Alasan lain, As’ad dinilai tak punya prestasi akademik yang menonjol. “Selama ini Undip sebagai institusi akademik justru dengan mudah memberikan gelar kepada orang-orang yang kontroversial,” kata aktivis LBH Semarang, Zainal Arifin. “Sebelumnya (bekas Gubernur DKI) Sutiyoso juga mendapat gelar ini.”
As’ad yang kini menjabat Wakil Ketua Umum Pengurus Besar Nahdlatul Ulama membantah tudingan LBH Semarang. “Mereka (LBH) tak tahu informasi yang lengkap. Tahunya dari koran lalu disangkutpautkan dengan kasus (pembunuhan Munir) itu,” kata dia. Dia juga mempertanyakan bukti surat perintah untuk Pollycarpus. As’ad menyatakan dia tak pernah menjadi tersangka. “Saya tak kenal Pollycarpus.”

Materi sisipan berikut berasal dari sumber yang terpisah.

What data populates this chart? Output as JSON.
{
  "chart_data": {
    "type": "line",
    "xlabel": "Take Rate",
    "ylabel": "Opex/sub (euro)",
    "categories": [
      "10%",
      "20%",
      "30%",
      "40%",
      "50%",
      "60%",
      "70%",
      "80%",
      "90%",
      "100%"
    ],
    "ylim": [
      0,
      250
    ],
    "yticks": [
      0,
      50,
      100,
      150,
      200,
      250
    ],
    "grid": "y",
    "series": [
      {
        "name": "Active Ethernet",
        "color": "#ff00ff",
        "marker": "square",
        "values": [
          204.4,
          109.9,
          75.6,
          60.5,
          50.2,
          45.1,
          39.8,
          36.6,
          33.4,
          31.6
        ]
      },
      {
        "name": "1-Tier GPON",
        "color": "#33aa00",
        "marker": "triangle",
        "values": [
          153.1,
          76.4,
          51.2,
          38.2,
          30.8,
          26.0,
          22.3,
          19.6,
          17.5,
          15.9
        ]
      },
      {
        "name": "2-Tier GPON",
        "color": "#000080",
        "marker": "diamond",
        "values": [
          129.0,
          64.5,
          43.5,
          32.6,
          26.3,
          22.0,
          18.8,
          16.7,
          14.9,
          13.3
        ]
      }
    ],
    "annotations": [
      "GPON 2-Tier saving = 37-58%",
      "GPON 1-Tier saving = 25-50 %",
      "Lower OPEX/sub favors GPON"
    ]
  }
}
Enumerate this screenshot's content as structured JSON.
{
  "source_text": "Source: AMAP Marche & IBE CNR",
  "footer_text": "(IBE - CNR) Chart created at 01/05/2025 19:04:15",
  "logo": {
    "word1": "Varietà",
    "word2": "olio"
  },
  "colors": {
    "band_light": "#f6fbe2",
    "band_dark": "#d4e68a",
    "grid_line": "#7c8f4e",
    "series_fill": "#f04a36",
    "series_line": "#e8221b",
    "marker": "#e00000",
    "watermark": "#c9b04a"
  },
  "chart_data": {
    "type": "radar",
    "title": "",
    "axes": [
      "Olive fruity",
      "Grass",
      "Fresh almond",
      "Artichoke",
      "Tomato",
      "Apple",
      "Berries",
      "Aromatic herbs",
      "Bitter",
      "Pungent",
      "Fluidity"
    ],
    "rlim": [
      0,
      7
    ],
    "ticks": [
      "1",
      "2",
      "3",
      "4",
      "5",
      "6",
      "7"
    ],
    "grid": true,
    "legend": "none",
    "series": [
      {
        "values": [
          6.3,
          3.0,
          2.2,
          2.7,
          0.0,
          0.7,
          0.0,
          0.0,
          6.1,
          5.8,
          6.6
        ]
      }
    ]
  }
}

Rektor Universitas Diponegoro Semarang Sudharto P. Hadi tak memasalahkan penolakan LBH. “Tapi proses yang sudah dilakukan sesuai dengan prosedur dan kajian panjang,” ujar Sudharto. Usulan pemberian gelar itu dari Fakultas Hukum yang memandang gagasan As’ad tentang Pancasila merupakan terobosan yang dibutuhkan bangsa. “Pancasila rumah besar kita, tapi banyak persoalan yang melenceng dari Pancasila sehingga kita butuh gagasan tentang implementasi Pancasila.” Selain itu, katanya, hingga kini tak ada bukti keterlibatan As’ad dalam kasus pembunuhan Munir.

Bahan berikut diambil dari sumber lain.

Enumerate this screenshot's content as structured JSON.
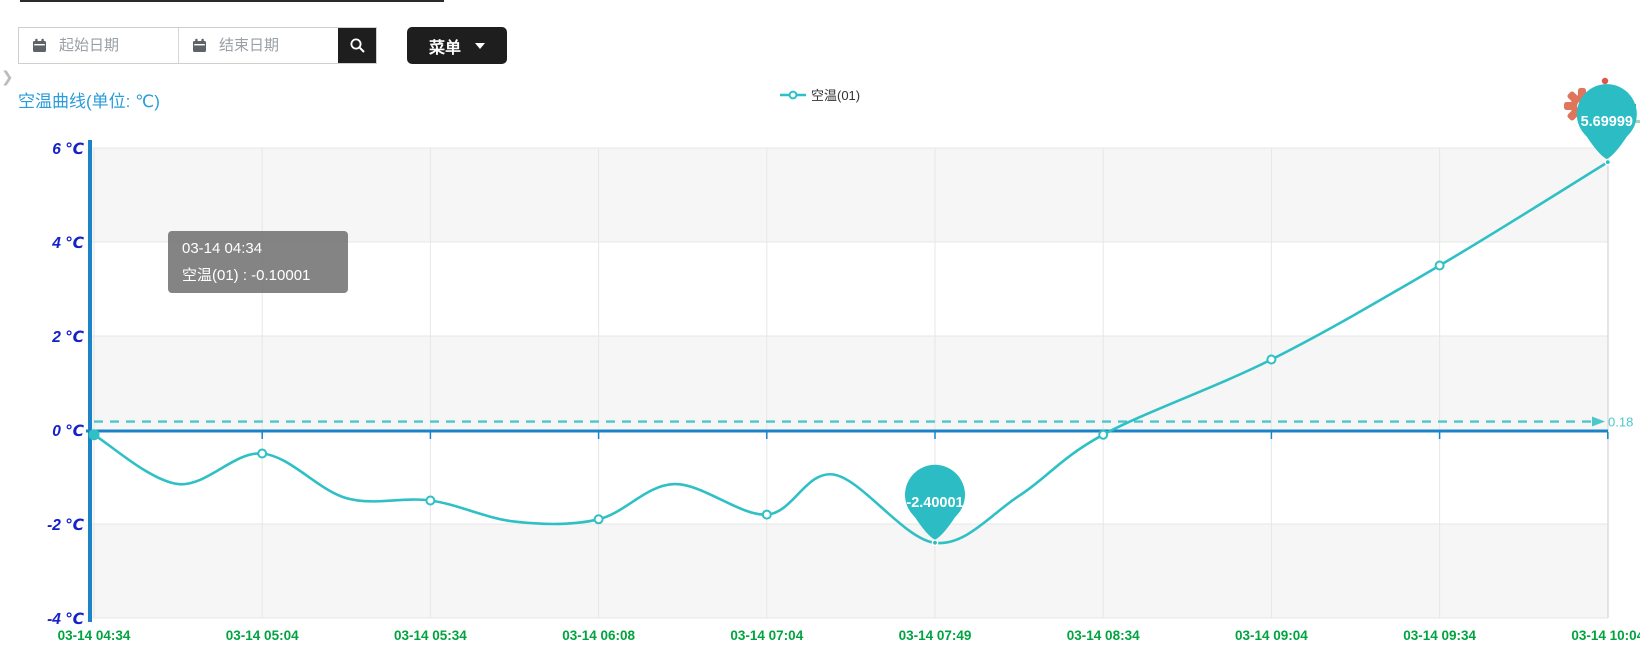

Sikap yang sama juga dinyatakan Ketua Komisi Nasional Hak Asasi Manusia Ifdhal Kasim. Menurut dia, hingga kini belum ada putusan hukum yang menunjukkan As’ad terlibat dalam kasus pembunuhan Munir. “Ini sifatnya masih belum ada hitam putih: apakah betul terlibat atau tidak,” katanya. Ifdal menghadiri acara pemberian gelar kepada As’ad itu.